Directly commit an unstaged queue entry to the destination queue. The entry must not be queued, yet.

The destination queue is ticked and the resulting timestamp is used to commit the queue entry.


bus1_queue_commit_synthetic — commit synthetic entry

Synopsis

bool bus1_queue_commit_synthetic (struct bus1_queue * queue, struct bus1_queue_node * node, u64 timestamp);

Arguments

queue

queue to operate on

node

entry to commit

timestamp

timestamp to use

Description

This inserts the unqueued entry node into the queue with the commit timestamp timestamp (just like bus1_queue_commit_unstaged). However, it only does so if the new entry would NOT become the new front. It thus allows inserting fake synthetic entries somewhere in the middle of a queue, but accepts the possibility of failure.

Return

True if committed, false if not.


bus1_queue_remove — remove entry from queue

Synopsis

void bus1_queue_remove (struct bus1_queue * queue, wait_queue_head_t * waitq, struct bus1_queue_node * node);

Arguments

queue

queue to operate on

waitq

wait-queue to wake up on change, or NULL

node

queue entry to remove

Description

This unlinks node and fully removes it from the queue queue. If you want to re-insert the node into a queue, you must re-initialize it first.

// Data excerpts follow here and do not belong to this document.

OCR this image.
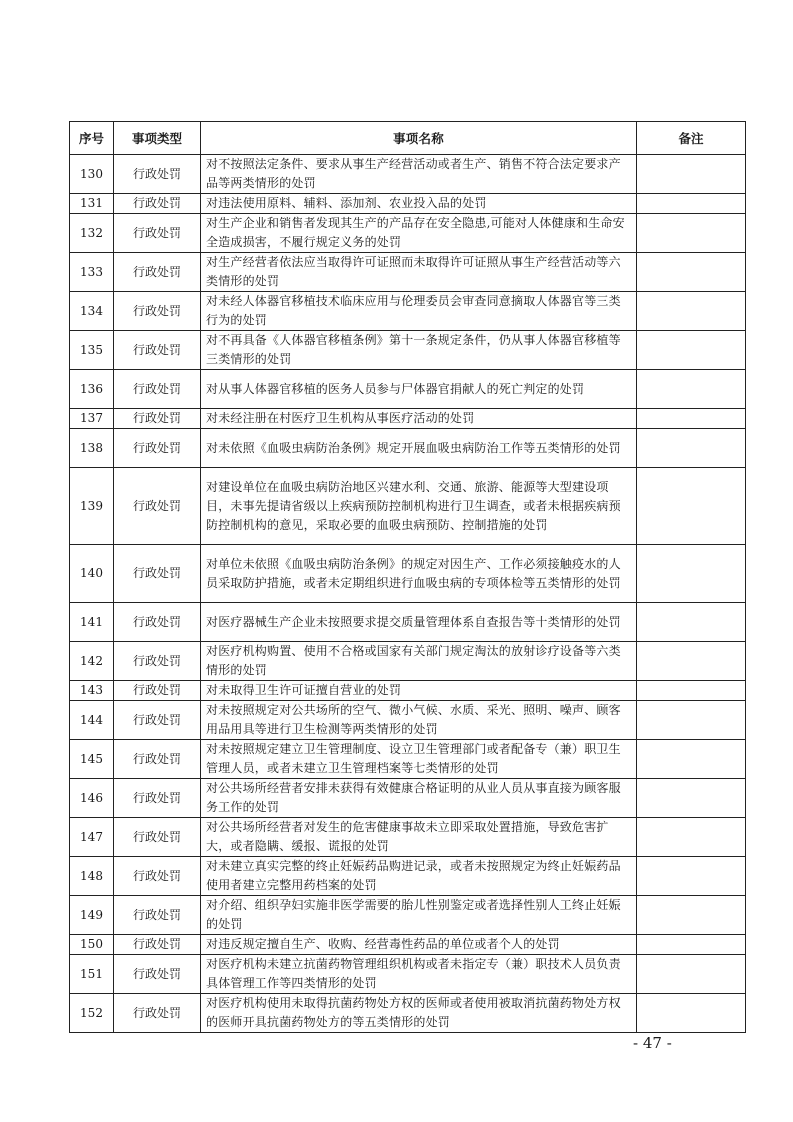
序号	事项类型	事项名称	备注
130	行政处罚	对不按照法定条件、要求从事生产经营活动或者生产、销售不符合法定要求产品等两类情形的处罚	
131	行政处罚	对违法使用原料、辅料、添加剂、农业投入品的处罚	
132	行政处罚	对生产企业和销售者发现其生产的产品存在安全隐患,可能对人体健康和生命安全造成损害，不履行规定义务的处罚	
133	行政处罚	对生产经营者依法应当取得许可证照而未取得许可证照从事生产经营活动等六类情形的处罚	
134	行政处罚	对未经人体器官移植技术临床应用与伦理委员会审查同意摘取人体器官等三类行为的处罚	
135	行政处罚	对不再具备《人体器官移植条例》第十一条规定条件，仍从事人体器官移植等三类情形的处罚	
136	行政处罚	对从事人体器官移植的医务人员参与尸体器官捐献人的死亡判定的处罚	
137	行政处罚	对未经注册在村医疗卫生机构从事医疗活动的处罚	
138	行政处罚	对未依照《血吸虫病防治条例》规定开展血吸虫病防治工作等五类情形的处罚	
139	行政处罚	对建设单位在血吸虫病防治地区兴建水利、交通、旅游、能源等大型建设项目，未事先提请省级以上疾病预防控制机构进行卫生调查，或者未根据疾病预防控制机构的意见，采取必要的血吸虫病预防、控制措施的处罚	
140	行政处罚	对单位未依照《血吸虫病防治条例》的规定对因生产、工作必须接触疫水的人员采取防护措施，或者未定期组织进行血吸虫病的专项体检等五类情形的处罚	
141	行政处罚	对医疗器械生产企业未按照要求提交质量管理体系自查报告等十类情形的处罚	
142	行政处罚	对医疗机构购置、使用不合格或国家有关部门规定淘汰的放射诊疗设备等六类情形的处罚	
143	行政处罚	对未取得卫生许可证擅自营业的处罚	
144	行政处罚	对未按照规定对公共场所的空气、微小气候、水质、采光、照明、噪声、顾客用品用具等进行卫生检测等两类情形的处罚	
145	行政处罚	对未按照规定建立卫生管理制度、设立卫生管理部门或者配备专（兼）职卫生管理人员，或者未建立卫生管理档案等七类情形的处罚	
146	行政处罚	对公共场所经营者安排未获得有效健康合格证明的从业人员从事直接为顾客服务工作的处罚	
147	行政处罚	对公共场所经营者对发生的危害健康事故未立即采取处置措施，导致危害扩大，或者隐瞒、缓报、谎报的处罚	
148	行政处罚	对未建立真实完整的终止妊娠药品购进记录，或者未按照规定为终止妊娠药品使用者建立完整用药档案的处罚	
149	行政处罚	对介绍、组织孕妇实施非医学需要的胎儿性别鉴定或者选择性别人工终止妊娠的处罚	
150	行政处罚	对违反规定擅自生产、收购、经营毒性药品的单位或者个人的处罚	
151	行政处罚	对医疗机构未建立抗菌药物管理组织机构或者未指定专（兼）职技术人员负责具体管理工作等四类情形的处罚	
152	行政处罚	对医疗机构使用未取得抗菌药物处方权的医师或者使用被取消抗菌药物处方权的医师开具抗菌药物处方的等五类情形的处罚	
- 47 -
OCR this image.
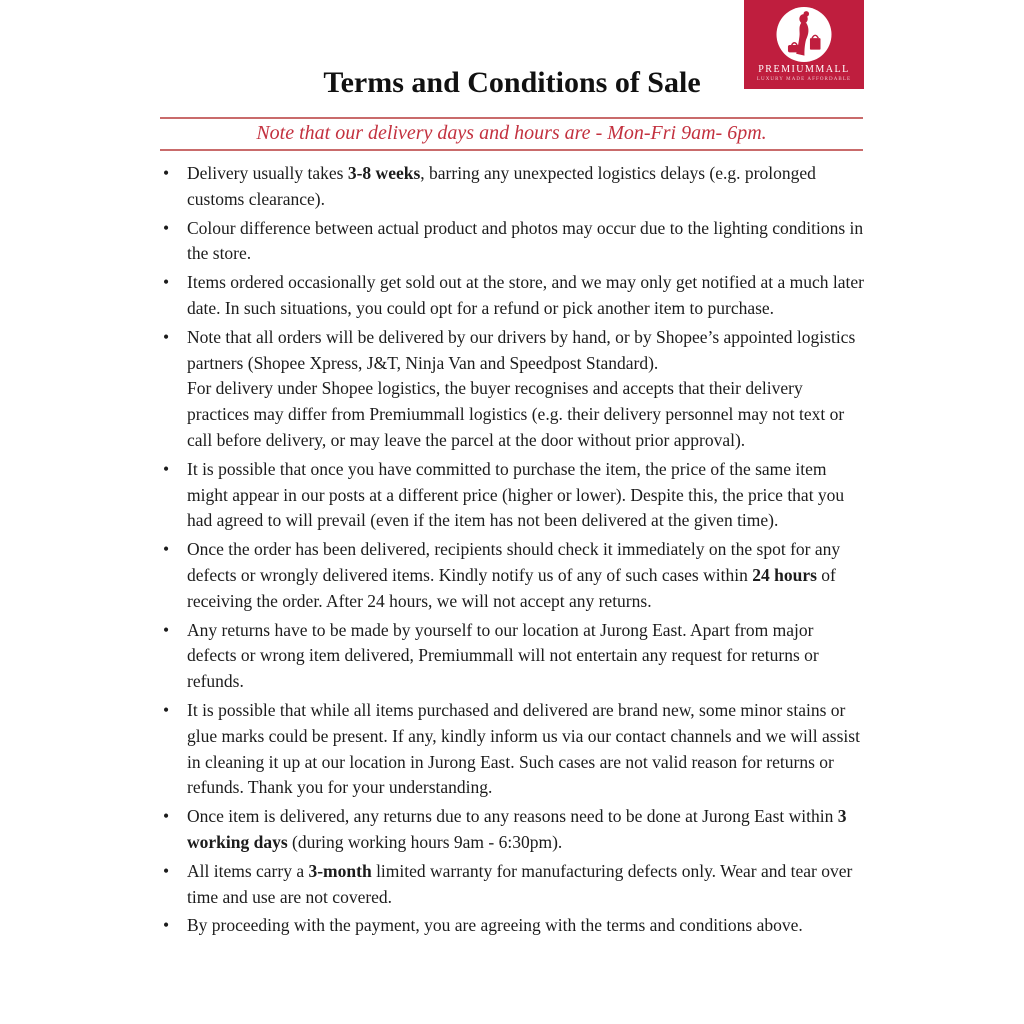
PREMIUMMALL
LUXURY MADE AFFORDABLE
Terms and Conditions of Sale
Note that our delivery days and hours are - Mon-Fri 9am- 6pm.
• Delivery usually takes 3-8 weeks, barring any unexpected logistics delays (e.g. prolonged customs clearance).
• Colour difference between actual product and photos may occur due to the lighting conditions in the store.
• Items ordered occasionally get sold out at the store, and we may only get notified at a much later date. In such situations, you could opt for a refund or pick another item to purchase.
• Note that all orders will be delivered by our drivers by hand, or by Shopee’s appointed logistics partners (Shopee Xpress, J&T, Ninja Van and Speedpost Standard).
For delivery under Shopee logistics, the buyer recognises and accepts that their delivery practices may differ from Premiummall logistics (e.g. their delivery personnel may not text or call before delivery, or may leave the parcel at the door without prior approval).
• It is possible that once you have committed to purchase the item, the price of the same item might appear in our posts at a different price (higher or lower). Despite this, the price that you had agreed to will prevail (even if the item has not been delivered at the given time).
• Once the order has been delivered, recipients should check it immediately on the spot for any defects or wrongly delivered items. Kindly notify us of any of such cases within 24 hours of receiving the order. After 24 hours, we will not accept any returns.
• Any returns have to be made by yourself to our location at Jurong East. Apart from major defects or wrong item delivered, Premiummall will not entertain any request for returns or refunds.
• It is possible that while all items purchased and delivered are brand new, some minor stains or glue marks could be present. If any, kindly inform us via our contact channels and we will assist in cleaning it up at our location in Jurong East. Such cases are not valid reason for returns or refunds. Thank you for your understanding.
• Once item is delivered, any returns due to any reasons need to be done at Jurong East within 3 working days (during working hours 9am - 6:30pm).
• All items carry a 3-month limited warranty for manufacturing defects only. Wear and tear over time and use are not covered.
• By proceeding with the payment, you are agreeing with the terms and conditions above.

It is an error to call this on an unlinked entry.


bus1_queue_peek — peek first available entry

Synopsis

struct bus1_queue_node * bus1_queue_peek (struct bus1_queue * queue, bool * morep);

Arguments

queue

queue to operate on

morep

where to store group-state

Description

This returns a pointer to the first available entry in the given queue, or NULL if there is none. The queue stays unmodified and the returned entry remains on the queue.

This only returns entries that are ready to be dequeued. Entries that are still in staging mode will not be considered.

If a node is returned, its group-state is stored in morep. That means, if there are more messages queued as part of the same transaction, true is stored in morep. But if the returned node is the last part of the transaction, false is returned.

Return

Pointer to first available entry, NULL if none available.